Już na długo przed koncertem braci Cavanagh zastanawiałam się, czy
Anathema może mnie jeszcze czymś zaskoczyć. I zaskoczyła. Najpierw najnowszym albumem "Weather Systems", później tą samą jak sprzed lat energią na koncertach, tak zupełnie różną o klimatu płyty. To właśnie z jej promocją
przyjechali do nas po raz kolejny do kraju, który uchodzi za mekkę miłośników progresywnej muzyki zza morza.
Zresztą podkreślił to Vincent (wokalista), wspominając o pierwszym miejscu utworu "Untouchable" na Liście Przebojów Trójki. Za jedno słowo "dziękuję" dostał od nas, stojących po drugiej stronie barierek, gorace brawa. Wróćmy jednak do początku...Godzina 21. Z głośników dobiega intro, chwilę później okrzyki publiczności, oklaski, a na scenie pojawiają się: Jamie Cavanagh, John Douglas, Danny Cavanagh, Vincent Cavanagh, Lee Douglas i Daniel Cardoso (występujący na koncertach w roli klawiszowca). Koncert rozpoczyna się dwoma utworami z najnowszej płyty, która swoją premierę miała w kwietniu. Choć to właśnie utwory z najnowszej płyty chciałam usłyszeć, wcale nie rozpaczałam, kiedy Brytyjczycy sięgnęli do niemal wszystkich krążków począwszy od Alternative 4, to jest 14 lat wstecz.

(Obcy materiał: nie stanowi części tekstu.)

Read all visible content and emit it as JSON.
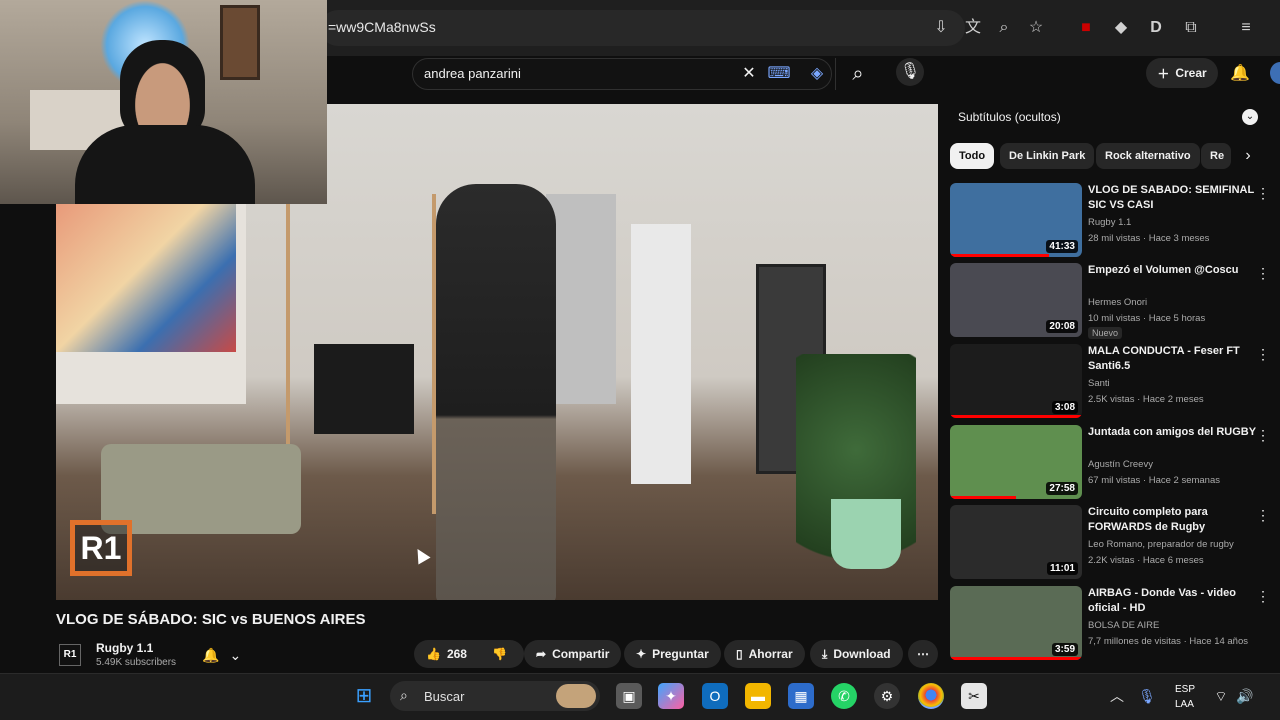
{
  "browser": {
    "url": "=ww9CMa8nwSs"
  },
  "youtube": {
    "search_value": "andrea panzarini",
    "create_label": "Crear"
  },
  "video": {
    "title": "VLOG DE SÁBADO: SIC vs BUENOS AIRES",
    "watermark": "R1",
    "channel": {
      "avatar_text": "R1",
      "name": "Rugby 1.1",
      "subscribers": "5.49K subscribers"
    },
    "actions": {
      "likes": "268",
      "share": "Compartir",
      "ask": "Preguntar",
      "save": "Ahorrar",
      "download": "Download"
    }
  },
  "sidebar": {
    "subtitles_label": "Subtítulos (ocultos)",
    "chips": [
      "Todo",
      "De Linkin Park",
      "Rock alternativo",
      "Re"
    ],
    "recommendations": [
      {
        "title": "VLOG DE SABADO: SEMIFINAL SIC VS CASI",
        "channel": "Rugby 1.1",
        "meta": "28 mil vistas · Hace 3 meses",
        "duration": "41:33",
        "watched": 0.75,
        "thumb_color": "#3f6f9f"
      },
      {
        "title": "Empezó el Volumen @Coscu",
        "channel": "Hermes Onori",
        "meta": "10 mil vistas · Hace 5 horas",
        "duration": "20:08",
        "badge": "Nuevo",
        "watched": 0,
        "thumb_color": "#4a4a52"
      },
      {
        "title": "MALA CONDUCTA - Feser FT Santi6.5",
        "channel": "Santi",
        "meta": "2.5K vistas · Hace 2 meses",
        "duration": "3:08",
        "watched": 1,
        "thumb_color": "#1c1c1c"
      },
      {
        "title": "Juntada con amigos del RUGBY",
        "channel": "Agustín Creevy",
        "meta": "67 mil vistas · Hace 2 semanas",
        "duration": "27:58",
        "watched": 0.5,
        "thumb_color": "#5f8f4f"
      },
      {
        "title": "Circuito completo para FORWARDS de Rugby (potenci...",
        "channel": "Leo Romano, preparador de rugby",
        "meta": "2.2K vistas · Hace 6 meses",
        "duration": "11:01",
        "watched": 0,
        "thumb_color": "#2b2b2b"
      },
      {
        "title": "AIRBAG - Donde Vas - video oficial - HD",
        "channel": "BOLSA DE AIRE",
        "meta": "7,7 millones de visitas · Hace 14 años",
        "duration": "3:59",
        "watched": 1,
        "thumb_color": "#5a6b55"
      }
    ]
  },
  "taskbar": {
    "search_label": "Buscar",
    "lang_top": "ESP",
    "lang_bottom": "LAA"
  }
}
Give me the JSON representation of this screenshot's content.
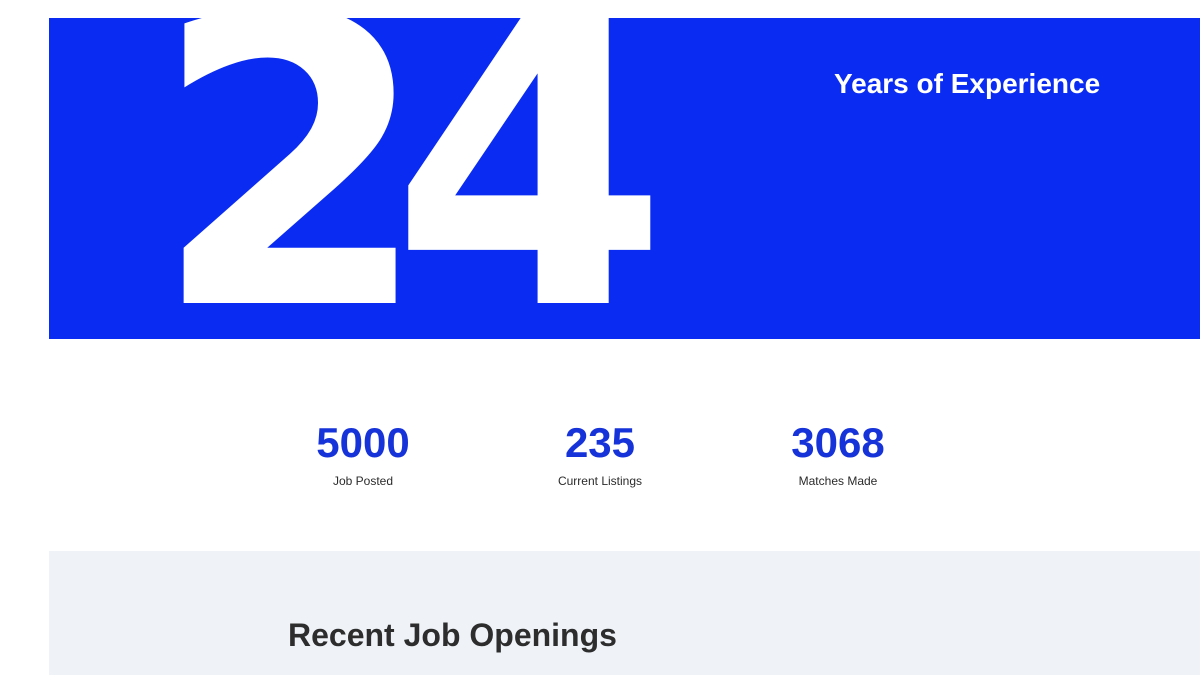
{
  "hero": {
    "big_number": "24",
    "label": "Years of Experience",
    "accent_color": "#0a2cf2"
  },
  "stats": [
    {
      "value": "5000",
      "label": "Job Posted"
    },
    {
      "value": "235",
      "label": "Current Listings"
    },
    {
      "value": "3068",
      "label": "Matches Made"
    }
  ],
  "openings": {
    "title": "Recent Job Openings"
  }
}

Ze wszystkich koncertów Anathemy, na których byłam ten wydawał mi się najbardziej energetyczny, żywiołowy i nie bójmy się tego słowa - wesoły. Nie zgadzało się to trochę z moim odbiorem "Weater systems", z którym przecież do nas przyjechali. Muzycy coraz bardziej oddalają się od swoich korzeni. Zwalniają z każdą nową płytą, stawiają na nieco inne efekty muzyczne. Z doom metalu przeszli przez te lata wspólnego grania do progresywnego rocka, art rocka. Dlatego też mylnie można by pomyśleć, że koncert będzie spokojny, skład wejdzie na scene, zagra w stonowanym klimacie, zejdzie i na tym zakończy się koncert.
Zdecydowanie na plus można ocenić fakt, że mimo iż Anathema "przerobiła" kilka swoich kawałków na nieco spokojniejsze, podczas występu zagrała dokładnie tak jak w oryginałach sprzed kilkunastu lat, w tym, chyba najbardziej kojarzony z Brytyjczykami "Fragile dreams". Nie zabrakło też "Deep", "Emotional Winter", "Wings of God" czy "Empty".

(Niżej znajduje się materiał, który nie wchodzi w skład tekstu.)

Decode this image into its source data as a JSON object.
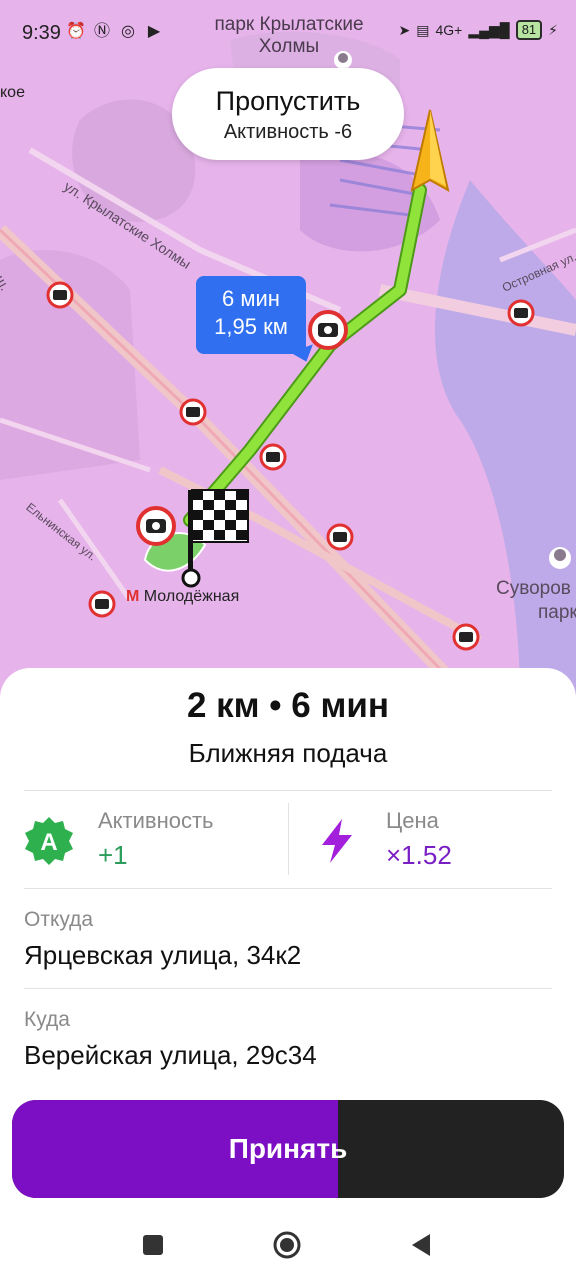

Setlista wyglądała następująco (choć mogło mi coś umknąć):
1. Untouchable, Part 1
2. Untouchable, Part 2
3. Thin Air
4. Dreaming Light
5. Everything
6. Deep
7. Emotional Winter
8. Wings of God
9. A Simple Mistake
10. Lightning Song
11. The Storm Before the Calm
12. The Beginning and the End
13. Universal
14. Closer
15. A Natural Disaster
16. Flying
Bis:
17. Internal Landscapes
18. Empty
19. Fragile Dreams
Łącznie prawie 2,5 godziny grania. I jak wspominałam na początku, zaskoczyło mnie wiele rzeczy, w tym również świetny kontakt Daniela z publicznością. Od zawsze odnosiłam wrażenie, że to właśnie on jest najbardziej niedostępny dla publiki, jednak stojąc z nim niemal twarzą w twarz, mogłam przyjrzeć mu się z bliska. Oprócz tego, że zachęcał nas do wspólnego śpiewania, zabawy pod sceną, interweniował, kiedy zauważył akcję ochroniarzy nieopodal sceny. Ale to, co najważniejsze, w tym kontakcie z nami było widać szczerość i radość, że ktoś..., że my... polska publiczność, doceniamy to, co robi on i cały jego zespół.

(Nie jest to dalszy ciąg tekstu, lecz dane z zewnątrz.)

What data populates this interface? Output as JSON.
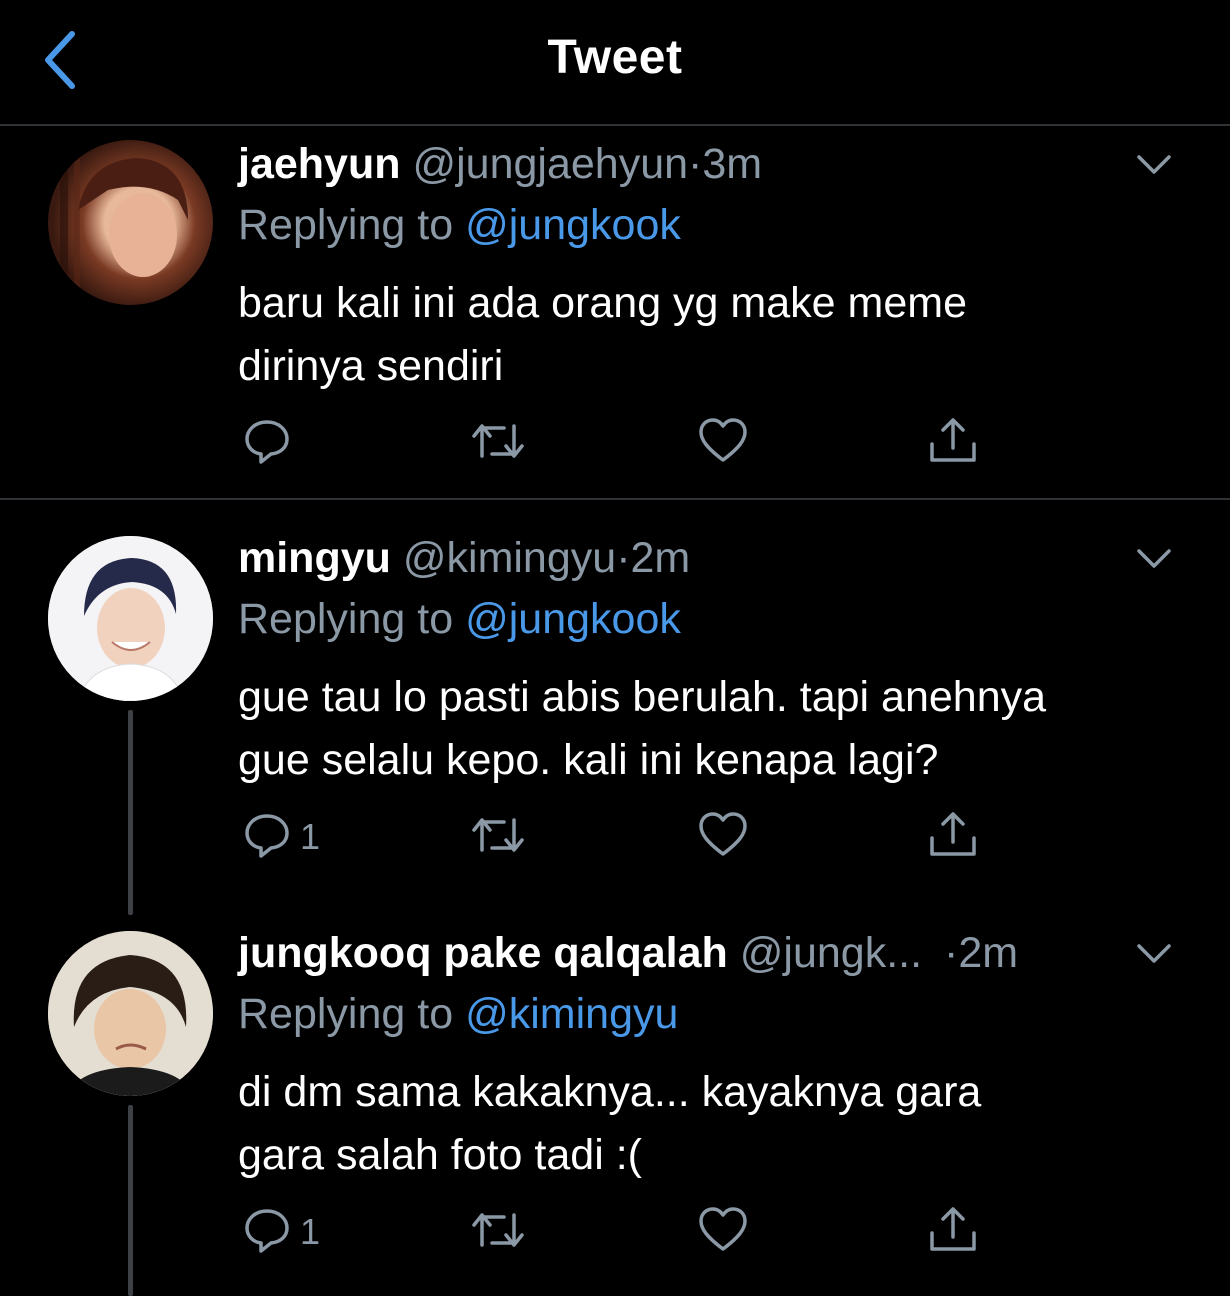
{
  "header": {
    "title": "Tweet"
  },
  "tweets": [
    {
      "name": "jaehyun",
      "handle": "@jungjaehyun",
      "dot": "·",
      "time": "3m",
      "replying_prefix": "Replying to",
      "replying_to": "@jungkook",
      "text_line1": "baru kali ini ada orang yg make meme",
      "text_line2": "dirinya sendiri",
      "reply_count": ""
    },
    {
      "name": "mingyu",
      "handle": "@kimingyu",
      "dot": "·",
      "time": "2m",
      "replying_prefix": "Replying to",
      "replying_to": "@jungkook",
      "text_line1": "gue tau lo pasti abis berulah. tapi anehnya",
      "text_line2": "gue selalu kepo. kali ini kenapa lagi?",
      "reply_count": "1"
    },
    {
      "name": "jungkooq pake qalqalah",
      "handle": "@jungk...",
      "dot": "·",
      "time": "2m",
      "replying_prefix": "Replying to",
      "replying_to": "@kimingyu",
      "text_line1": "di dm sama kakaknya... kayaknya gara",
      "text_line2": "gara salah foto tadi :(",
      "reply_count": "1"
    }
  ],
  "colors": {
    "background": "#000000",
    "text": "#ffffff",
    "secondary": "#8b98a5",
    "accent": "#4a99e9",
    "divider": "#2f3336"
  },
  "icons": {
    "back": "chevron-left-icon",
    "more": "chevron-down-icon",
    "reply": "comment-icon",
    "retweet": "retweet-icon",
    "like": "heart-icon",
    "share": "share-icon"
  }
}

Miał też swój prywatny powód do świętowania. Wraz z zakończeniem koncertu powoli nadchodził dzień jego 40... tak, tak... 40 urodzin. Dlatego ostatnie chwile na scenie mogły wywołać w niejednym z nas wzruszenie. Życzenia od zespołu, od publiki, brawa i odśpiewanie "Careless Whisper" George'a Michaela.
Po 23.30 Anathema zeszła ze sceny żegnana oklaskami nie tylko za niezwykły koncert i wspólne ponad dwie godziny, ale również za wypowiedziane po polsku "dziękuję". Podsumowując, było po prostu, jak to zwykł mówić Vincent, zajebiście!